Leadership controversé

Autre point sensible : la question du leadership. Les déclarations parfois contradictoires du chairman de la NADC, Sam Lauthan, et son manque d’ouverture à de nouvelles approches alimentent les doutes. Si certains réclament son remplacement, Jamie Cartick craint qu’un tel changement n’aggrave encore la fragilité de la structure. « Si la direction change maintenant, alors que la base n’est pas encore solide, cela risque de retarder davantage la mise en œuvre des politiques. Nous nous demandons combien de temps il faudra encore pour obtenir de vraies réponses aux problématiques liées aux drogues », déclare-t-elle.

Elle rappelle qu’avant la création de la NADC, le High Level Drugs and HIV Council, présidé par le Premier ministre, permettait d’avoir une vue d’ensemble sur les programmes et plans d’action des différentes institutions. « En attendant que la NADC soit pleinement opérationnelle, ce type de plateforme aurait pu permettre de maintenir la coordination. Les échanges directs entre ministères, ONG et le bureau du PM faisaient avancer les choses », souligne la directrice du CUT.
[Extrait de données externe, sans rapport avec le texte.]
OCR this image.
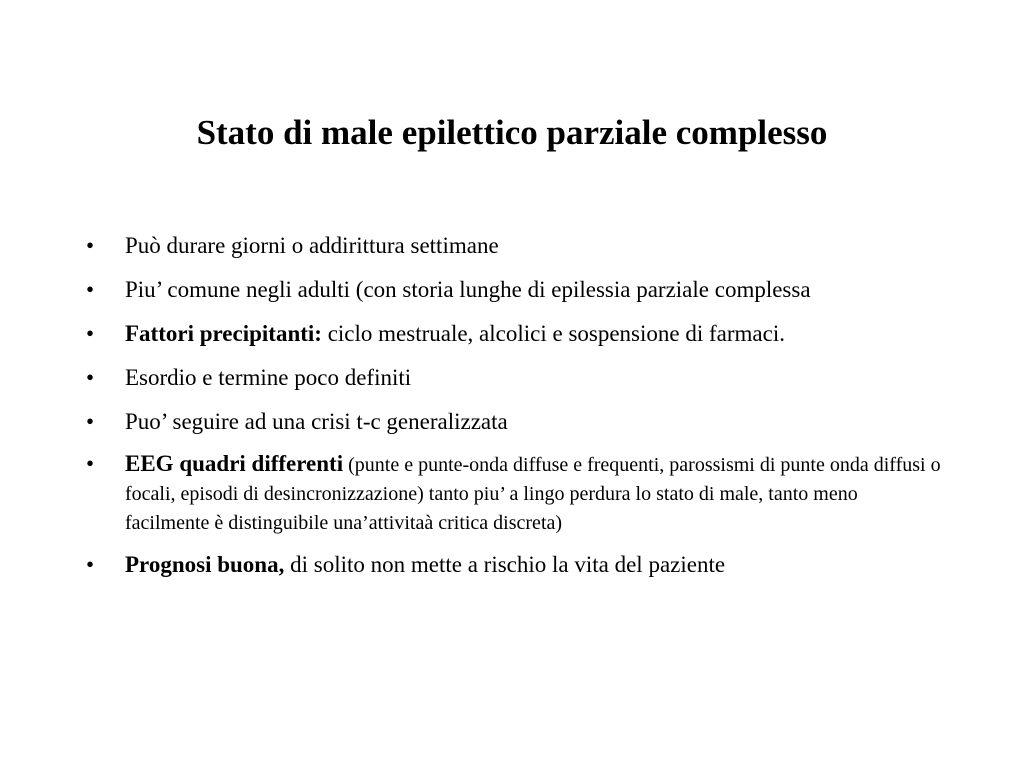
Stato di male epilettico parziale complesso
• Può durare giorni o addirittura settimane
• Piu’ comune negli adulti (con storia lunghe di epilessia parziale complessa
• Fattori precipitanti: ciclo mestruale, alcolici e sospensione di farmaci.
• Esordio e termine poco definiti
• Puo’ seguire ad una crisi t-c generalizzata
• EEG quadri differenti (punte e punte-onda diffuse e frequenti, parossismi di punte onda diffusi o focali, episodi di desincronizzazione) tanto piu’ a lingo perdura lo stato di male, tanto meno facilmente è distinguibile una’attivitaà critica discreta)
• Prognosi buona, di solito non mette a rischio la vita del paziente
De son côté, l’ancien officier du service public déplore la suppression du National Drug Secretariat (NDS), remplacé par la NADC. Créé après la dissolution de la National Agency for the Treatment and Rehabilitation of Substance Abusers (NATReSA) en 2016, le NDS fonctionnait sous l’égide du Bureau du Premier ministre et jouait un rôle central dans la coordination nationale. « Le NDS assurait le leadership, finançait les ONG, suivait leurs projets et veillait à la cohérence entre prévention, traitement et réhabilitation. Il aurait dû coexister avec la NADC jusqu’à ce que cette dernière soit pleinement opérationnelle », explique-t-il.
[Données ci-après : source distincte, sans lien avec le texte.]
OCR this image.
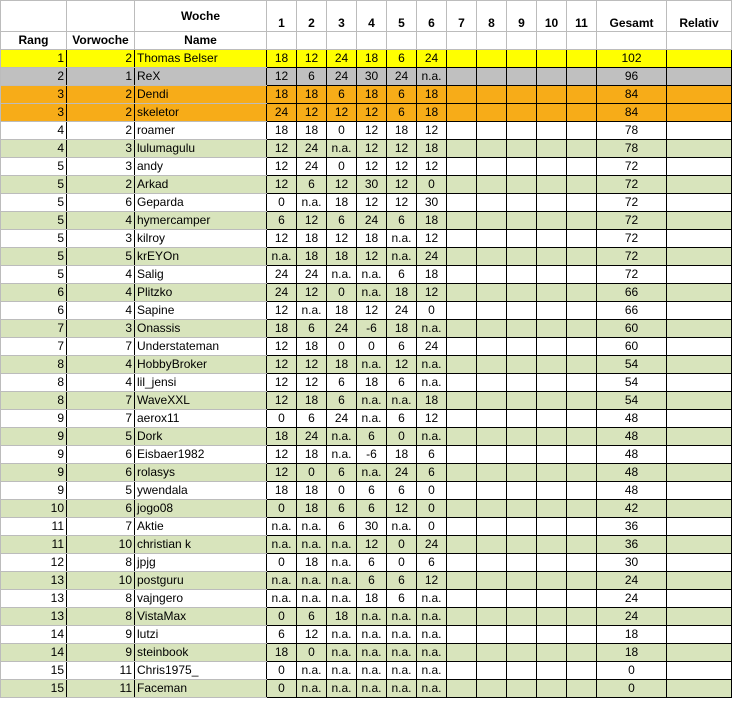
		Woche	1	2	3	4	5	6	7	8	9	10	11	Gesamt	Relativ
Rang	Vorwoche	Name													
1	2	Thomas Belser	18	12	24	18	6	24						102	
2	1	ReX	12	6	24	30	24	n.a.						96	
3	2	Dendi	18	18	6	18	6	18						84	
3	2	skeletor	24	12	12	12	6	18						84	
4	2	roamer	18	18	0	12	18	12						78	
4	3	lulumagulu	12	24	n.a.	12	12	18						78	
5	3	andy	12	24	0	12	12	12						72	
5	2	Arkad	12	6	12	30	12	0						72	
5	6	Geparda	0	n.a.	18	12	12	30						72	
5	4	hymercamper	6	12	6	24	6	18						72	
5	3	kilroy	12	18	12	18	n.a.	12						72	
5	5	krEYOn	n.a.	18	18	12	n.a.	24						72	
5	4	Salig	24	24	n.a.	n.a.	6	18						72	
6	4	Plitzko	24	12	0	n.a.	18	12						66	
6	4	Sapine	12	n.a.	18	12	24	0						66	
7	3	Onassis	18	6	24	-6	18	n.a.						60	
7	7	Understateman	12	18	0	0	6	24						60	
8	4	HobbyBroker	12	12	18	n.a.	12	n.a.						54	
8	4	lil_jensi	12	12	6	18	6	n.a.						54	
8	7	WaveXXL	12	18	6	n.a.	n.a.	18						54	
9	7	aerox11	0	6	24	n.a.	6	12						48	
9	5	Dork	18	24	n.a.	6	0	n.a.						48	
9	6	Eisbaer1982	12	18	n.a.	-6	18	6						48	
9	6	rolasys	12	0	6	n.a.	24	6						48	
9	5	ywendala	18	18	0	6	6	0						48	
10	6	jogo08	0	18	6	6	12	0						42	
11	7	Aktie	n.a.	n.a.	6	30	n.a.	0						36	
11	10	christian k	n.a.	n.a.	n.a.	12	0	24						36	
12	8	jpjg	0	18	n.a.	6	0	6						30	
13	10	postguru	n.a.	n.a.	n.a.	6	6	12						24	
13	8	vajngero	n.a.	n.a.	n.a.	18	6	n.a.						24	
13	8	VistaMax	0	6	18	n.a.	n.a.	n.a.						24	
14	9	lutzi	6	12	n.a.	n.a.	n.a.	n.a.						18	
14	9	steinbook	18	0	n.a.	n.a.	n.a.	n.a.						18	
15	11	Chris1975_	0	n.a.	n.a.	n.a.	n.a.	n.a.						0	
15	11	Faceman	0	n.a.	n.a.	n.a.	n.a.	n.a.						0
L’ancien fonctionnaire est d’avis que le NDS, bien que doté d’un petit budget, avait su instaurer une réelle dynamique. Il cite notamment la mise en place du Drug Users Administrative Panel (DUAP) et des observatoires de drogues qui rassemblaient les données de toutes les parties prenantes. « Aujourd’hui, la NADC semble perdue. Rien n’avance concrètement et la coordination interinstitutionnelle s’est affaiblie », déplore-t-il.

Pour l’addictologue Kunal Naïk, la NADC reste pourtant une structure essentielle dans le dispositif antidrogue. Toutefois, il estime que « la lourdeur administrative » freine son fonctionnement. « Il faut clarifier son rôle : doit-elle être présente sur le terrain, coordonner les acteurs ou concevoir la politique nationale ? Ce flou institutionnel empêche d’agir efficacement », dit-il. Il suggère qu’un mécanisme « fast track » aurait dû être instauré pour accélérer la mise en place des structures prévues par la loi. « Aujourd’hui, tout semble bloqué et les résultats tardent à se manifester », regrette-t-il.
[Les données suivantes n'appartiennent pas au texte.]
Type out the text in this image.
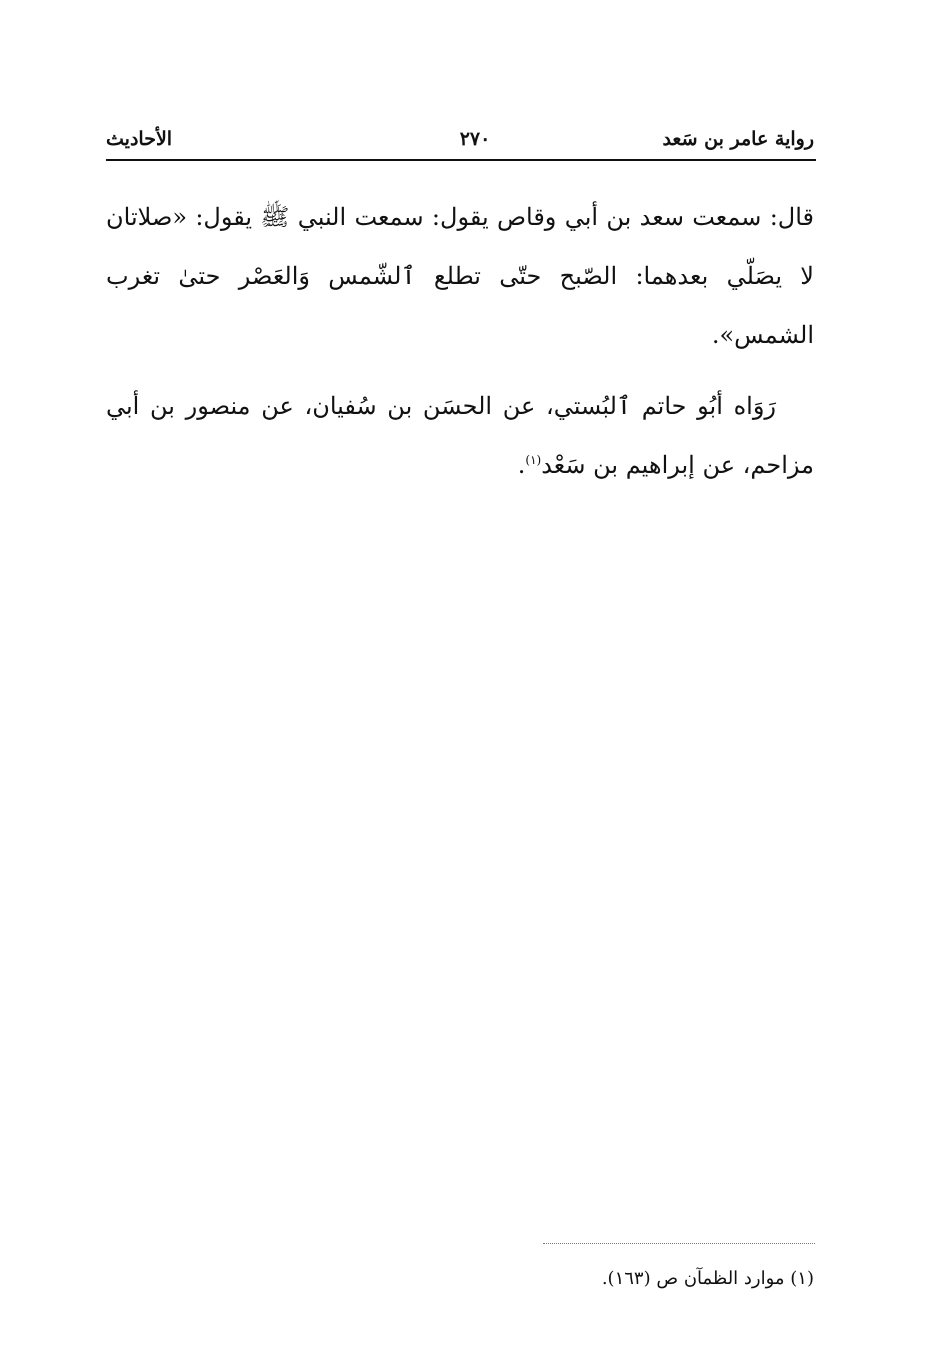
رواية عامر بن سَعد
٢٧٠
الأحاديث

قال: سمعت سعد بن أبي وقاص يقول: سمعت النبي ﷺ يقول: «صلاتان لا يصَلّي بعدهما: الصّبح حتّى تطلع ٱلشّمس وَالعَصْر حتىٰ تغرب الشمس».

رَوَاه أبُو حاتم ٱلبُستي، عن الحسَن بن سُفيان، عن منصور بن أبي مزاحم، عن إبراهيم بن سَعْد$^{(١)}$.

(١) موارد الظمآن ص (١٦٣).
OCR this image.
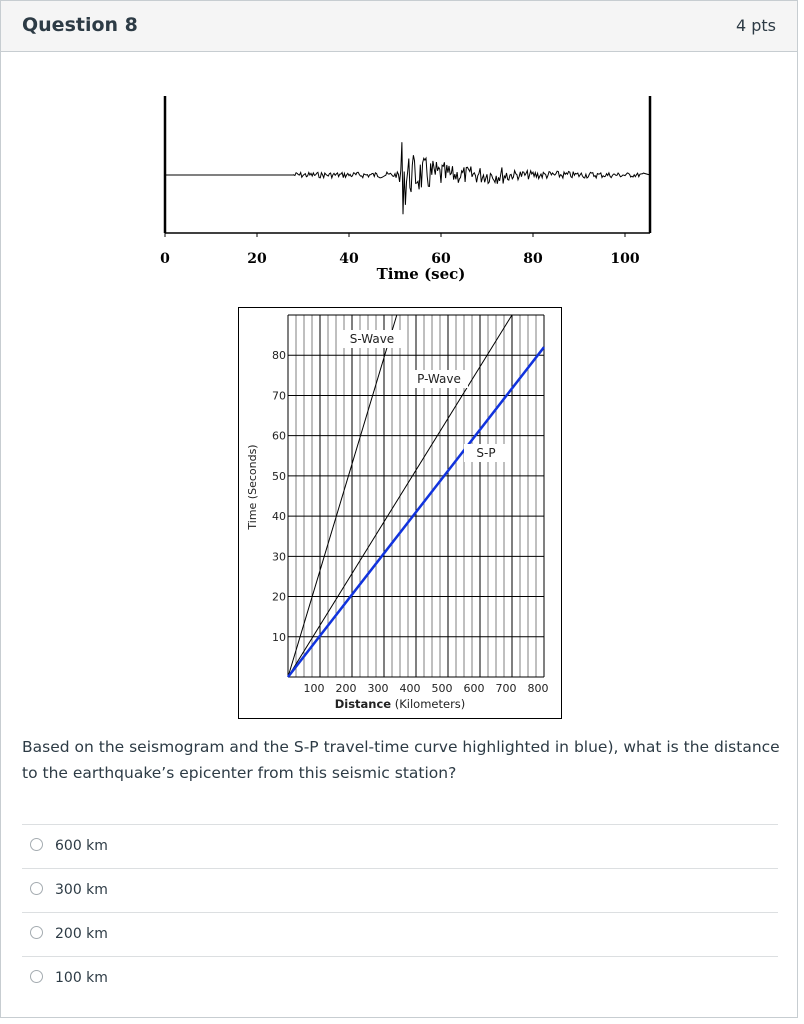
Question 8	4 pts
0	20	40	60	80	100
Time (sec)
S-Wave
P-Wave
S-P
10
20
30
40
50
60
70
80
100 200 300 400 500 600 700 800
Time (Seconds)
Distance (Kilometers)
Based on the seismogram and the S-P travel-time curve highlighted in blue), what is the distance to the earthquake’s epicenter from this seismic station?
600 km
300 km
200 km
100 km
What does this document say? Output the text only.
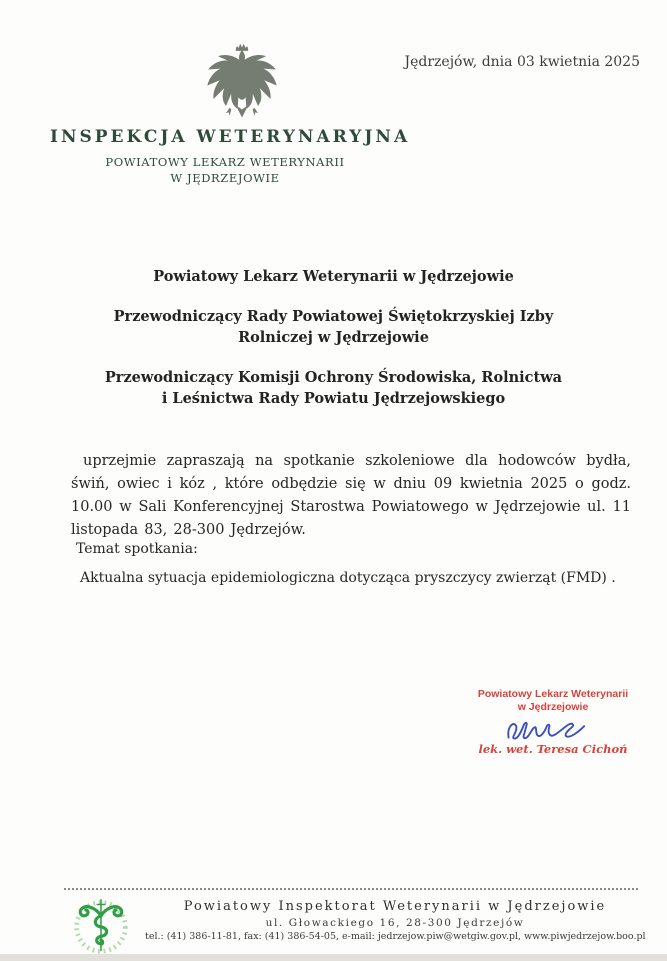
Jędrzejów, dnia 03 kwietnia 2025
INSPEKCJA WETERYNARYJNA
POWIATOWY LEKARZ WETERYNARII
W JĘDRZEJOWIE
Powiatowy Lekarz Weterynarii w Jędrzejowie
Przewodniczący Rady Powiatowej Świętokrzyskiej Izby
Rolniczej w Jędrzejowie
Przewodniczący Komisji Ochrony Środowiska, Rolnictwa
i Leśnictwa Rady Powiatu Jędrzejowskiego

uprzejmie zapraszają na spotkanie szkoleniowe dla hodowców bydła, świń, owiec i kóz , które odbędzie się w dniu 09 kwietnia 2025 o godz. 10.00 w Sali Konferencyjnej Starostwa Powiatowego w Jędrzejowie ul. 11 listopada 83, 28-300 Jędrzejów.

Temat spotkania:
Aktualna sytuacja epidemiologiczna dotycząca pryszczycy zwierząt (FMD) .
Powiatowy Lekarz Weterynarii
w Jędrzejowie
lek. wet. Teresa Cichoń
Powiatowy Inspektorat Weterynarii w Jędrzejowie
ul. Głowackiego 16, 28-300 Jędrzejów
tel.: (41) 386-11-81, fax: (41) 386-54-05, e-mail: jedrzejow.piw@wetgiw.gov.pl, www.piwjedrzejow.boo.pl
Jacques Achille, responsable de la communication stratégique chez PILS, pense pour sa part que la NADC représente une opportunité unique de redéfinir la politique nationale des drogues : « Il ne faut pas rater cette occasion. L’agence a le mandat et les moyens de repenser en profondeur la stratégie mauricienne. »

Attentes, frustrations et espoirs

Entre attentes, frustrations et espoirs, la NADC a du mal à trouver son rythme, malgré les intentions louables inscrites sur le papier dans la National Agency for Drug Control Act de 2025. Son efficacité dépendra désormais de sa capacité à concilier approche administrative et action concrète sur le terrain, tout en rétablissant un dialogue de confiance avec les acteurs engagés depuis des décennies dans la lutte contre la drogue.

Beaucoup l’espèrent, même si chacun s’accorde à dire qu’en finir totalement avec la problématique de la drogue relève de l’utopie. L’enjeu consiste désormais à mettre en place des politiques de santé publique telles que la dépénalisation ou la légalisation du cannabis, considérées comme un moindre mal face à la prolifération des drogues de synthèse.